HBS - Tell us about your amateur boxing career.

MA - I started in 2000. I went my first year to the National Golden Gloves the first year I ever boxed and I turned "A" Class the first five fights. My first fight I fought an amateur who had like 40 fights. Beat him and I just stepped up to the level right away. I won the Ringside Nationals. I basically went to the top level. I fought in the semi-finals in the U.S. Open Golden Gloves, 2001 and 2002 but I had 40 fights. I was 35-5.

HBS - So having had so many wrestling matches you probably didn't have a lot of the same butterflies that opponents with less competitive experience might have been having.

MA - Well, you always get nervous. When you go into that ring, everyone gets the butterflies. They come and go. But I was used to it from wrestling. I had so many matches. I wrestled in front of thousands and thousands of people. It's a big sports. Except in boxing back home there isn't too much competition so I didn't get much fights and much experience and when I did travel It was like I didn't have the experience that I needed to be at the top level so it was pretty hard.

HBS - How did you decide to turn pro and tell us about your first pro fight.

MA - I knew I wasn't favored or anything to make the top level as an amateur to go to the Olympics or anything like that so I decided that year, the Olympics, 2004, to turn pro.
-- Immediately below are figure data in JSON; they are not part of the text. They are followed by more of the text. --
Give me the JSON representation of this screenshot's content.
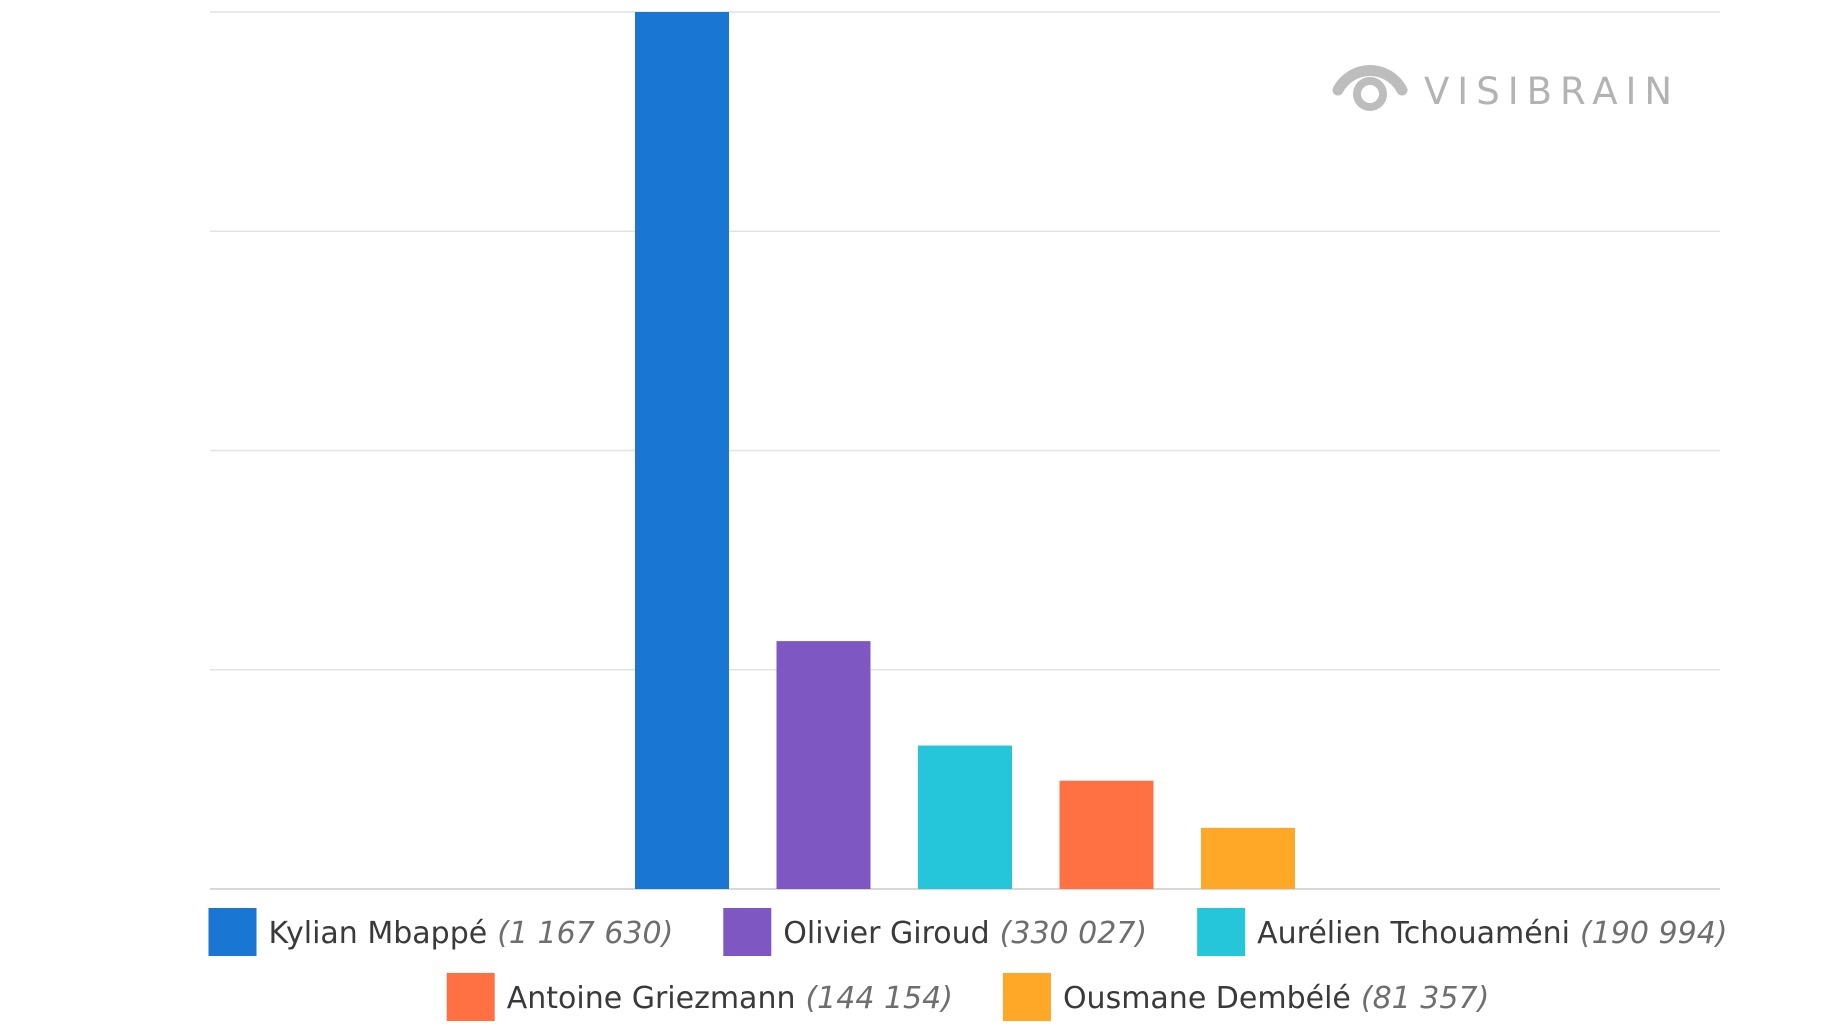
{
  "logo": {
    "text": "VISIBRAIN",
    "icon": "eye-icon",
    "color": "#b3b3b3"
  },
  "chart_data": {
    "type": "bar",
    "title": "",
    "xlabel": "",
    "ylabel": "",
    "grid": true,
    "legend_position": "bottom",
    "ylim": [
      0,
      1167630
    ],
    "categories": [
      "Kylian Mbappé",
      "Olivier Giroud",
      "Aurélien Tchouaméni",
      "Antoine Griezmann",
      "Ousmane Dembélé"
    ],
    "values": [
      1167630,
      330027,
      190994,
      144154,
      81357
    ],
    "colors": [
      "#1976d2",
      "#7e57c2",
      "#26c6da",
      "#ff7043",
      "#ffa726"
    ],
    "legend_labels": [
      "(1 167 630)",
      "(330 027)",
      "(190 994)",
      "(144 154)",
      "(81 357)"
    ]
  }
}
My first pro fight, it was a good fight. It was different. I was nervous as hell. I had those butterflies, came and went. I did well. I had a first round knockout so it was cool.

HBS - Tell us about your pro career now and your last fight.

MA - I'm 12-0 with nine knockouts. My last three fights I'm moving up to fight tougher competition, more experienced fighters now all over the nation. Top Rank's moving me well. They got me fighting real tough fighters and this next year I know it's going to be a real big year. I'm going to step up to eight or ten-rounders by the middle of the year, fight some big-namers. My last fight he was tough. He was Puerto Rican. He had a lot of experience. He had like 19 fights. It was a good expeirence for me, a good learning process. I wona a unanimous decision.

HBS - Tell us about your most difficult fight so far.

MA - It was an awkward fight. It was like my third-to-last fight. A guy named Hilario Lopez. He was a real awkward fighter, real long, tall guy. Switched up. He made me adjust a lot. He had power and everything. It was a good fight, man. I had to dig deep in that fight. He caught me with some good shots, some good clean shots. I came back strong, showed heart, showed my skill and showed that I had adjustments as well. Overcome the fight and I won a unanimous decision in that fight as well.

HBS - How would you describe your style?

MA - Puncher-boxer. I possess a lot of power. I like hurting 'em. I don't like just boxing and just okay wins and decisions. But you can't knock everyone out. You've got to learn how to box once in a while.

HBS - What is it that you enjoy about the sport?

MA - I love competing. I love competition. I love showing people that I have ability. I've been given the opporunity from Top Rank and from my managers to show people that I can do it. Showing people that I have the ability to be one of the best that is out there. I'm in the process of becoming one of the best so I'm going to just keep doing what I'm doing and stay in the gym and put all my heart into it and my efforts and see where it goes, wee where it takes me.

HBS - How'd you end up down here at the Savannah Boxing Club?

MA - It was Shelly Finkel and Henry Delgado told me that it would be a good idea to come out here and train out here, away from home. Get away from home, away from everything and come into camp out here. I like it, I love the training atmosphere. I love the system Ronnie Shields runs out here. A very good system. I love the schedule. I love training in the mornings. Back at home I don't train in the mornings, everyone's working and everyone's on that late schedule.

HBS - Do you have any idea who you're fighting this year?

MA - Not right now. We're just starting the year off, training real hard, preparing. Getting ready for whoever they put in front of me.

HBS - Anything in particular you're working on now, any skills or techniques?

MA - No, just sticking with what I've been working on, my jab, and just staying strong, keeping my weight down and just fighting, just doing what I know how to do.